In my experience, obedience to Church leaders requires more insight, wisdom, and thought than resistance. I obey because I see that there is a Christ who lived to redeem me. I obey because I see that my redemption, from moment to moment, depends upon giving myself to him and to his servants. I obey because I see that there is an atonement and that I stand in need of its purifying power. I obey because I see that this purifying power flows through his divine priesthood order, of which obedience makes me a part. I obey because of what I see, not because of what I am blind to.


It is easy to confuse worldly rhetoric with eternal truths. We may fear that if we obey in meekness and humility, our heads will be kept down, as Korihor said, and the flame of our identity will be snuffed out (see  Alma 30:23).  So we go about trying to create our own light-in the name of individual rights, or intellectualism, or self-assertiveness, or some other cause independent of the great cause of Christ. But the very act of trying to kindle our own light separates us from the Lord’s, convincing us further that there is not enough for us in his divine order.

Here’s how  Isaiah  said it: “Behold, all ye that kindle a fire, that compass yourselves about with sparks: walk in the light of your fire, and in the sparks that ye have kindled. This shall ye have of mine hand; ye shall lie down in sorrow”  (Isa. 50:11).

Walking in the light of the Lord’s divine order requires that we abandon the security of our own meager flame. President Harold B. Lee taught that to find the Lord’s light, we must walk to the edge of ours and even a few steps into the darkness. We cannot at the same time stand in the flicker of our own willful sparks and bask in the warmth of his magnificent light.
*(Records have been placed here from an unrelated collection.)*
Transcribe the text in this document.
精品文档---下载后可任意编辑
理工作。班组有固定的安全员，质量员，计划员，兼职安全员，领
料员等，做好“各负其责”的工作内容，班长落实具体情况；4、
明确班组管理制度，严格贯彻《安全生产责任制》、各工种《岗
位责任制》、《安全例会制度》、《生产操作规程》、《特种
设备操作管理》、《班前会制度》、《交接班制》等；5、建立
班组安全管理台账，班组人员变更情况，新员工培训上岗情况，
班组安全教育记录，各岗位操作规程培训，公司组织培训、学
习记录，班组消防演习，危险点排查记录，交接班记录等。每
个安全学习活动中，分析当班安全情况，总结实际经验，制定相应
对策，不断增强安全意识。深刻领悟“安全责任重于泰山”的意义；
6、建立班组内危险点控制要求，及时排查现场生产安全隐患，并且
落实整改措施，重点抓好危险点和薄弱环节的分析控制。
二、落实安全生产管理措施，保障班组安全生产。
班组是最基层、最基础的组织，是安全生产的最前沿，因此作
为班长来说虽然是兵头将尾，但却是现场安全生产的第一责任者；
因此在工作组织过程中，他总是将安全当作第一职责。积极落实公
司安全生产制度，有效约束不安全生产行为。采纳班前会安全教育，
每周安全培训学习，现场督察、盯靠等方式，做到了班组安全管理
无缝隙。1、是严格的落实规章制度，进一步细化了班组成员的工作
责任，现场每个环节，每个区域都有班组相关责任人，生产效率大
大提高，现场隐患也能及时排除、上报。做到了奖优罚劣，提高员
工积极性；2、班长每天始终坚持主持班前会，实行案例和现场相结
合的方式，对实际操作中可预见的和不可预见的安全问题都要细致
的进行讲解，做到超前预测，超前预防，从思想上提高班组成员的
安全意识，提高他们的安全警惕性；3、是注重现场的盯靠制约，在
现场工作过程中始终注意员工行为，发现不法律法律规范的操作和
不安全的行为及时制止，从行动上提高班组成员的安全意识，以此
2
The times in my life when I feel most whole, most liberated, most free, most me, are the times when my whole being is filled with the desire to stand not for myself but for and with the Brethren. I give up only my self-concern, my resistance, and my pride-and they aren’t me. Gentleness, peace, and a willing heart take their place.

When I stand squarely in the light of the Lord’s direction, it’s as though all of my faculties, enhanced by the Spirit, come alive with insight and vision and clarity. There is no longer a distinction between the intellectual and the spiritual. That is the closest I have come to experiencing what Paul calls having “the mind of Christ”  (1 Cor. 2:16).  That is the closest I have come to feeling my body full of the light, pure and penetrating, that comes when my eye is single to him (see  Matt. 6:22).

As Mordecai explained to  Esther  when what she was asked to do seemed too difficult for her, if we refuse to obey, the Lord will find other ways of carrying out his purpose. Our soul, not his work, will suffer. Who knows but what we were come “for such a time as this”  (Esth. 4:14)-a  time of great divisiveness and very tempting ideas, a time when obedience and submissiveness are derided as weak and unthinking, and a time when our salvation will depend upon our willingness to follow anyway. May we not be deceived. May we see and think as clearly as Christ when he yielded his will to his leader. May bending our will to our leaders, those chosen of the Lord and upheld by him, be our quest, and may our hearts be drawn out to them in submission, loyalty, and love.


  1. I am indebted to my friend and colleague Duane Boyce for suggesting this analogy in his article “The Brethren and the Lord: A Letter to My Children,” This People, Fall 1995, 34-46. Both his article and his friendship significantly influenced this essay.
  2. Boyd K. Packer, “Revelation in a Changing World,” Ensign, Nov. 1989, 16.
  3. Henry B. Eyring, “Always Remember Him,” Ensign, May 1995, 25.